Uncovering the nature of aesthetic experience

Project management: Univ.-Prof. Dr. Helmut Leder, Univ.-Prof. Dr. Raphael Rosenberg
Team: Mag. Laura Commare, Mag. David Brieber, Tanja Jenni

This project is funded by WWTF


About the project:

The main hypothesis of this project is that the extension in time – as an elongated perceptual experience with a pleasurable duration – is a constitutive indicator for the difference between the aesthetic experience and the common visual experience. We like to behold artworks longer and repeatedly, whereas in common perception longer times on stimuli lead to fast saturation, habituation and boredom.
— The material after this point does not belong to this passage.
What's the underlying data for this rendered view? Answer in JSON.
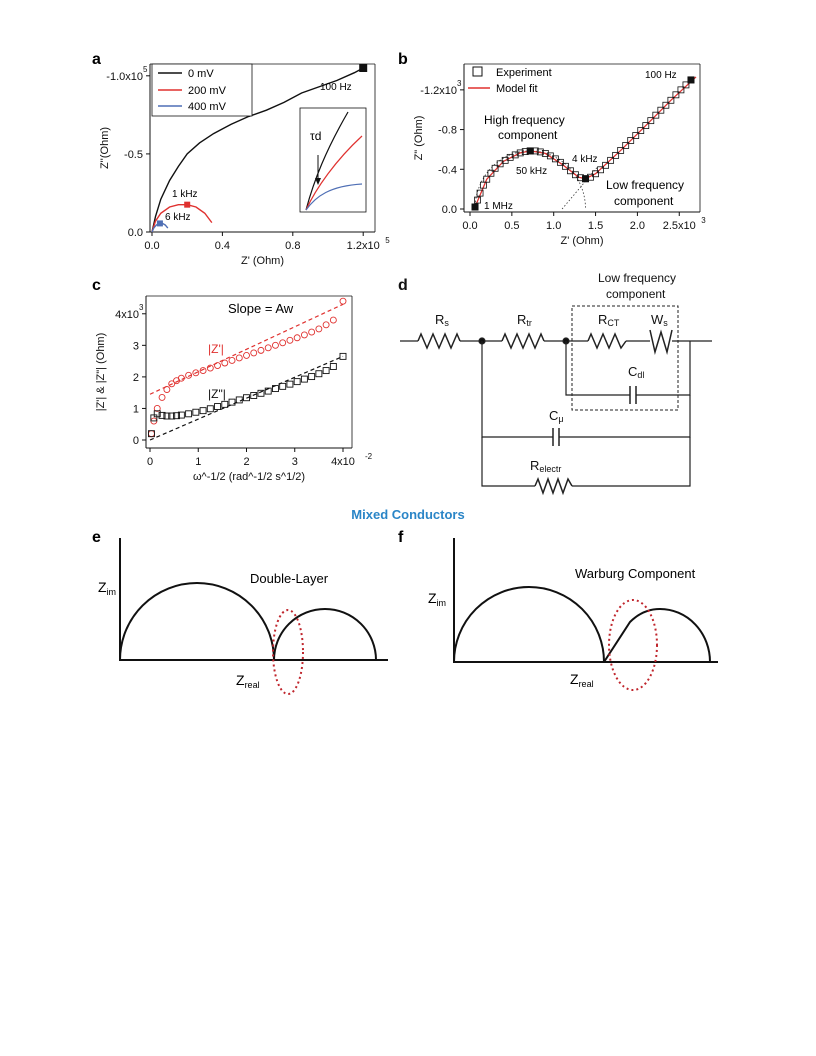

The project tests this theory and determines subjective and psychophysical measures of aesthetic experience and the main dimensions that influence its time course. This pioneering cognitive science project combines approaches from psychology and art history to develop a new theory with practical implications for museum design and educational issues.

This project is funded by the Vienna Science and Technology Fund ('Wiener
Wissenschafts-, Forschungs- und Technologiefonds', WWTF) and scheduled for
the period  03/2012-03/2015.

Laura Commare studied art history at the Ludwig Maximilians University of Munich. In her PhD project she focuses on dimensions of complexity in art and its effect on art reception.

David Brieber (formaly Welleditsch) studied psychology at the University of Vienna. His main research interests are psychological aesthetics, aesthetic emotional processing, and psychophysiologcal measures.